Soil frost

Soil frost algorithms were taken from Olsen and Haugen (1997), who assumed that the same thermal properties apply across the whole soil profile. The temperatures simulated in the soil temperature module are not considered, because the phase transition between water and ice is not considered. Parameter values were taken from the SOIL model (Jansson, 1991). The frost module requires the soil surface temperature—modified by a possible snow layer—as an input. The ECOMAG model (Motovilov et al., 1999) delivered the approach to describe thawing.

For the heat conductivity calculation of frozen soil, a fixed moisture content at field capacity is assumed. According to Hanson et al. (2004), this moisture content is corrected by:

\[\theta_{FCmf} = \theta_{FCm} + (1 + \theta_{FCm} \cdot (13.05 \cdot \theta^{1.06}_{FCm}))\]

\(\theta_{FCmf}\) Fixed moisture content at field capacity (frozen) \([m^3 \, m^{-3}]\)
\(\theta_{FCm}\) Fixed moisture content at field capacity \([m^3 \, m^{-3}]\)

The contribution of heat supply from the lower soil to latent heat is determined by:

\[q_Q = \frac{0.3 \cdot d_F}{Q_I}\]

\[Q_I = 335 \cdot \theta_{FCm}\]

\(q_Q\) Fraction of heat flux from lower soil to latent heat
\(Q_I\) latent heat \([MJ]\)
\(d_F\) Number of frost days \([d]\)
\(\theta_{FCm}\) Fixed moisture content at field capacity \([m^3 \, m^{-3}]\)

Frost depth is then derived from:

\[z_F = \sqrt{\left( \frac{q_Q}{2} \right )^2 + 2 \cdot \theta_{FCmf} \ cdot \frac{dd_n}{Q_I} - \frac{q_Q}{2} }\]

\(z_F\) Frost depth \([m]\)
\(q_Q\) Fraction of heat flux from lower soil to latent heat
\(\theta_{FCmf}\) Fixed moisture content at field capacity (frozen) \(\small [m^3 \, m^{-3}]\)
\(Q_I\) latent heat \([MJ]\)
\(dd_n\) Sum of negative degree days since begin of frost \([^{\circ} C \, d]\)

In the case of soil frost, the daily progression of the thaw front into depth is calculated as:

\[\Delta z_T = \begin{cases} \sqrt{\frac{2 \cdot \lambda_h \cdot | T_s | } {79000 \cdot \theta_{FC}}} & T_s \geq 0^{\circ}C \\ - \sqrt{\frac{2 \cdot \lambda_h \cdot | T_s | } {79000 \cdot \theta_{FC}}} & T_s < 0^{\circ}C \end{cases}\]
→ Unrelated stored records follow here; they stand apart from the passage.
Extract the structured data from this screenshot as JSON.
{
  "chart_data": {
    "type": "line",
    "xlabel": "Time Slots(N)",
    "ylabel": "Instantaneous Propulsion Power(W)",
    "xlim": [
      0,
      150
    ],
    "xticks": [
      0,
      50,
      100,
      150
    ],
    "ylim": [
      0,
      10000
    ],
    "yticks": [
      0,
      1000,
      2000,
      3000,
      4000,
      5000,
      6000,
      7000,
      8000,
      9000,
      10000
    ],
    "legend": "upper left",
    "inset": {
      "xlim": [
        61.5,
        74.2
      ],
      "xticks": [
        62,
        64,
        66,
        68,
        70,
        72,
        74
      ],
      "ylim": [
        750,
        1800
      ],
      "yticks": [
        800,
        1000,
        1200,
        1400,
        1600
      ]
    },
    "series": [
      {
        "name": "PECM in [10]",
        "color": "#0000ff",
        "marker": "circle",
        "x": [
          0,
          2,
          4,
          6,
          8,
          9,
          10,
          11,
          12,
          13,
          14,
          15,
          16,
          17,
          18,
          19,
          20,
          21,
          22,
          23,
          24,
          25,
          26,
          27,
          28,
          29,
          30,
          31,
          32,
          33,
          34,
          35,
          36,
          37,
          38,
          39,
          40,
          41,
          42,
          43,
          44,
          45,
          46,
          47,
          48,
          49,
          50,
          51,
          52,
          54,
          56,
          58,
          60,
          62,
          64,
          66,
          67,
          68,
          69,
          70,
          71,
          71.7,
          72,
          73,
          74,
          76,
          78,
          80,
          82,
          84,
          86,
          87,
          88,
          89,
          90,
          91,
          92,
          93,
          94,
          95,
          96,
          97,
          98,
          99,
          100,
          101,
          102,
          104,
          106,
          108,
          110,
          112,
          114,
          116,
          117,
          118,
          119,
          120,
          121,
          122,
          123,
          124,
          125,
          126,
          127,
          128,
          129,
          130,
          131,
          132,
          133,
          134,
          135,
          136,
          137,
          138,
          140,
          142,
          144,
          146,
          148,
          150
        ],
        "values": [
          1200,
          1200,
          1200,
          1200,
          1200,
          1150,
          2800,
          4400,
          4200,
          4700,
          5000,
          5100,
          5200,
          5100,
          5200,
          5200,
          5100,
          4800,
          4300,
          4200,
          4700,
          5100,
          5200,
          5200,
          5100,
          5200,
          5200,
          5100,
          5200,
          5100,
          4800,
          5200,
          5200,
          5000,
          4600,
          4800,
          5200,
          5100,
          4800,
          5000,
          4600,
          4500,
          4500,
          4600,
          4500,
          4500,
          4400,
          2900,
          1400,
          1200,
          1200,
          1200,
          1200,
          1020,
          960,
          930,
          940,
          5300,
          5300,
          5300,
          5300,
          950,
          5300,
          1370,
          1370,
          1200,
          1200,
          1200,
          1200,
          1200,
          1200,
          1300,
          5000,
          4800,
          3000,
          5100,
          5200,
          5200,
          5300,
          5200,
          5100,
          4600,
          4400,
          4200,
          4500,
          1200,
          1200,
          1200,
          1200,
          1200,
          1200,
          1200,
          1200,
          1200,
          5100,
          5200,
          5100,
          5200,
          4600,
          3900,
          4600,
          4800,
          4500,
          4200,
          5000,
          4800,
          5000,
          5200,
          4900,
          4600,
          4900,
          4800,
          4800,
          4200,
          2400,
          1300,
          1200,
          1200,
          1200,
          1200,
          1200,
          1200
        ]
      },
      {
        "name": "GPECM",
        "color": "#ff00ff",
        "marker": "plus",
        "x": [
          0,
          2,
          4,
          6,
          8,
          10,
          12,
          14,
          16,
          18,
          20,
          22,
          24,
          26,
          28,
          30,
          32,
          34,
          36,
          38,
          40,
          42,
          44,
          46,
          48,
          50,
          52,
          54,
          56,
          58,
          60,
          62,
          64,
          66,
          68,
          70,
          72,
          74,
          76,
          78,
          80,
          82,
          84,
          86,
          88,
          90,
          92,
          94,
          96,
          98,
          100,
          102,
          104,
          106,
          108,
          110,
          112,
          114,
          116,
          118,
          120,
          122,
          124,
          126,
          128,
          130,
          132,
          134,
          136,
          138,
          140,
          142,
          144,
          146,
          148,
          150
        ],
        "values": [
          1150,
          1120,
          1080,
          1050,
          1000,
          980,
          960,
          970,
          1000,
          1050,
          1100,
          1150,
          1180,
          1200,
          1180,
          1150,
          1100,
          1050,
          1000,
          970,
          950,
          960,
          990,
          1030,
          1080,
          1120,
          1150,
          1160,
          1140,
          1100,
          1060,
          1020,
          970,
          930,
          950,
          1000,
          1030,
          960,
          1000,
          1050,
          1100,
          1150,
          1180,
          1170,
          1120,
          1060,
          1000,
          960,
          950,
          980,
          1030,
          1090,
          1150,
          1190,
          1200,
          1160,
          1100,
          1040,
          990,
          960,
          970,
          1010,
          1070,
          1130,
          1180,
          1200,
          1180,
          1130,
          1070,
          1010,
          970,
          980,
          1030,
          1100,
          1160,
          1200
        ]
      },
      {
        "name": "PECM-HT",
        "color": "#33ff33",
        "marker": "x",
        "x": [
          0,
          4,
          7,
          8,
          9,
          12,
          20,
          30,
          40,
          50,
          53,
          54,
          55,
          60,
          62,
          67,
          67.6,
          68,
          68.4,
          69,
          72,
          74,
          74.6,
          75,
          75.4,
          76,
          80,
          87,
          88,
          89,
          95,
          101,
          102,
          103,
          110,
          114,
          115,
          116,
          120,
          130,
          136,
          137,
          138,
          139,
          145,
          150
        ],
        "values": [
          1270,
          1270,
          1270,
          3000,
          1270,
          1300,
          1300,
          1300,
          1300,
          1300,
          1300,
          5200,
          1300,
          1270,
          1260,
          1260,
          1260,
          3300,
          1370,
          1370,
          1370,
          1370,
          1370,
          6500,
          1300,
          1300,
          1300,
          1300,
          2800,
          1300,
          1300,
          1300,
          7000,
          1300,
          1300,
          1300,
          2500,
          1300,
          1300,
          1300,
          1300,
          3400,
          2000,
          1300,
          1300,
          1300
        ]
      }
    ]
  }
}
\(\Delta z_T\) Depth increment of the thaw front \([m]\)
\(\lambda_h\) Soil heat conductivity \([J \, m^{-1} \, s^{-1} \, K^{-1}]\)
\(T_s\) Temperature beneath the snow layer \([^{\circ} C]\)
\(\theta_{FC}\) Fixed water content at field capacity \([m^3 \, m^{-3}]\)

where

\[T_s = \frac{T_a} {1+\frac{(10 \cdot S)}{z_F}}\]

\(T_s\) Temperature beneath the snow layer \([^{\circ} C]\)
\(S\) Snow height \([m]\)
\(T_a\) Daily mean air temperature \([^{\circ} C]\)
\(z_F\) Frost depth \([m]\)

For the case of soil frost, it is assumed that no water moves in the frozen layers (\(\lambda=0\)). Water from rainfall or melting snow infiltrates into soil until saturation is reached. The remainder is stored in the surface pond or adds to surface run-off. Once the soil has thawn—i.e. the thaw front has reached the frost front (\(z_T > z_F\))—gravitational water can pass through the profile, and water from the surface pond can infiltrate. The variables \(z_T\), \(z_F\), \(dd_n\) and \(d_F\) are then re-set to zero.

References

Hansson, K., Simunek, J., Mizoguchi, M., Lundin, L.C., van Genuchten, M.T. (2004): Water flow and heat transport in frozen soil: Numerical solution and freeze-thaw applications. Vadose Zone Journal 3, 693-704.
Jansson, P.E. (1991): The SOIL model - Users manual. 91-6. Swedish University of Agricultural Sciences, Uppsala.
Motovilov, Y. G., Gottschalk, L., Engeland, K., Belokurov, A. (1999): ECOMAG: Regional model of hydrological cycle - Application to the NOPEX region. 1051. Dept. Geophysics, University of Oslo, Oslo, pp. -88.
Olsen, P. A., Haugen, L. E. (1997): Jordas termiske egenskaper. 8. Dept. Soil and Water Science, Agricultural University of Norway, Ås, pp. -14.